Even as that thought runs through my head, I make a beeline for Koda and link our fingers together. He grins at me but doesn’t say anything as we follow Bree into the mansion.

So much for slowing my roll.

Chapter Three

Evangeline

I groan when my alarm goes off the next morning. I stayed up entirely too late last night, getting to know my first four suitors.

Dinner together had been pleasant, and there were only a few times that either me or Koda perfumed. After that, we’d gathered by the pool for some drinks, and while I’m close to perfecting my scent-canceling swimsuits, they’re not there yet. All of that bare skin on display had set me off, and that had set Koda off. Let’s just say that Cora, Skylar, and Jagger are very familiar with mine and Koda’s scents at this point.
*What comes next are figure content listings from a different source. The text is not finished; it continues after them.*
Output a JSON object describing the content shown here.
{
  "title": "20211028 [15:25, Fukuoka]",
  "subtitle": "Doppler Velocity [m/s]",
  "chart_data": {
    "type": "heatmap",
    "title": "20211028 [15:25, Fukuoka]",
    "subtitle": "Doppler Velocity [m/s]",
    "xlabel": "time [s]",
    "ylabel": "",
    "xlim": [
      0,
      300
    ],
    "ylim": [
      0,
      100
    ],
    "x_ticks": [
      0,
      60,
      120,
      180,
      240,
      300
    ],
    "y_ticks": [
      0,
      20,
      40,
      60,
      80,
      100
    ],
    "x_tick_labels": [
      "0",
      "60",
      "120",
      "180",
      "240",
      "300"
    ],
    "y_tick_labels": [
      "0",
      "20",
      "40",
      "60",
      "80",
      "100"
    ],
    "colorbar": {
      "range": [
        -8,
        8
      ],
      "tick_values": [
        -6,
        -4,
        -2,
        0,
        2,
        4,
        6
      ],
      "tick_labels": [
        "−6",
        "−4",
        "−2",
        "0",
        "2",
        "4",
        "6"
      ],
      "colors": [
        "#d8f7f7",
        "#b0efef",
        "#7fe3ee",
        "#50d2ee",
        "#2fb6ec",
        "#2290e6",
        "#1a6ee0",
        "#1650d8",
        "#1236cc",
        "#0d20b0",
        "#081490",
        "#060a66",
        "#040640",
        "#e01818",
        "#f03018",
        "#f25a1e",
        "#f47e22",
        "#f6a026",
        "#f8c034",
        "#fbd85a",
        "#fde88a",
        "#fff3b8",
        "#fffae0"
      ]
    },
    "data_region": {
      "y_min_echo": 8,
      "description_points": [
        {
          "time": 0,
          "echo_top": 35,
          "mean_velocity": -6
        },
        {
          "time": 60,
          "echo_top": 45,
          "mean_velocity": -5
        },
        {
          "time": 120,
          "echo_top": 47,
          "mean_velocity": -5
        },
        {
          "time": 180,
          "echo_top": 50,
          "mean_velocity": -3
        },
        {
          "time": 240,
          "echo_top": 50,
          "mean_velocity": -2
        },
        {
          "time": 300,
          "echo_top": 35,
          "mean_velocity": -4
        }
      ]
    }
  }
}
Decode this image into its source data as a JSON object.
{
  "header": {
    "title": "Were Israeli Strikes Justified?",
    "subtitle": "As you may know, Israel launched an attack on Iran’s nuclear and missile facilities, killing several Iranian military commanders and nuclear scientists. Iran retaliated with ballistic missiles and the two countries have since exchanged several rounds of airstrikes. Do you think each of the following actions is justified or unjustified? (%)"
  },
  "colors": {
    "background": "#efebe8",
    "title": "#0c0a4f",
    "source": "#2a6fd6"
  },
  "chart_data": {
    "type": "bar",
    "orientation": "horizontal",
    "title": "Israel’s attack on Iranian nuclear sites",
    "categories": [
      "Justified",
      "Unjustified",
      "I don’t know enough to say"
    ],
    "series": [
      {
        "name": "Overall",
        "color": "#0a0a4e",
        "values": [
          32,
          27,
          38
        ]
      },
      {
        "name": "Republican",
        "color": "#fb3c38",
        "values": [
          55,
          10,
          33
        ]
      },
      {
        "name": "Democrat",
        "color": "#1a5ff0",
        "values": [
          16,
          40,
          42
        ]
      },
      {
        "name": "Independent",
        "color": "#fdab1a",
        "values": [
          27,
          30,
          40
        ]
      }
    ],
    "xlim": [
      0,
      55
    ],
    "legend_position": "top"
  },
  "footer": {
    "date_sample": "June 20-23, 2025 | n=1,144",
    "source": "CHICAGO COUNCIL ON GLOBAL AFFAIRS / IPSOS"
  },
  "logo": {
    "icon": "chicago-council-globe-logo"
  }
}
The hardest part of last night had been not inviting Koda back to my room. It hadn’t really been about sex—okay, it was a little about sex, but more about wanting to surround myself with him and his scent. I’m determined to not make any rash decisions, if I can help them, and something tells me that if I had invited Koda back to my room, we’d have bonded.

I’m looking forward to our group date today, but I’m also glad for the break from Koda. It sounds terrible, I know, but I can’t think with his scent surrounding me. We’re not even supposed to be able to smell one another that well. I wonder if this is what alphas feel like after they meet a compatible omega. If so, I feel sorry for them. I feel like my mind is fogged by his scent, and I’m not sure if it’s my omega that’s attracted to him or me—or both. Hence the need for space.

I already warned my suitors that I’m adventurous, and the dates I have planned definitely fit that bill. It might seem cruel of me to force them into activities they might not enjoy, but I need to be sure they can keep up with me. If they freak out because of the things I like to do, then they’re not the person for me. I need to see how they react, and if they’re willing to participate in the things I like to do. I’d hate to fall for someone only to find out that they alpha out when I try to go base jumping or something.

With that being said, today’s date is actually the tamest of them all. I’m excited about what I’ve planned, but I probably would’ve gone more extreme if Bree hadn’t asked me to roll it back for at least the first date. Something about liabilities and some other nonsense from the network. But she did manage to get them to approve all the other dates, so at least there’s that.

Glancing at the time, I see that it’s ten and startle before remembering that I’d chosen to skip breakfast to get more sleep. I’ve got about an hour until we have to head out for our first adventure, and what an adventure it’ll be.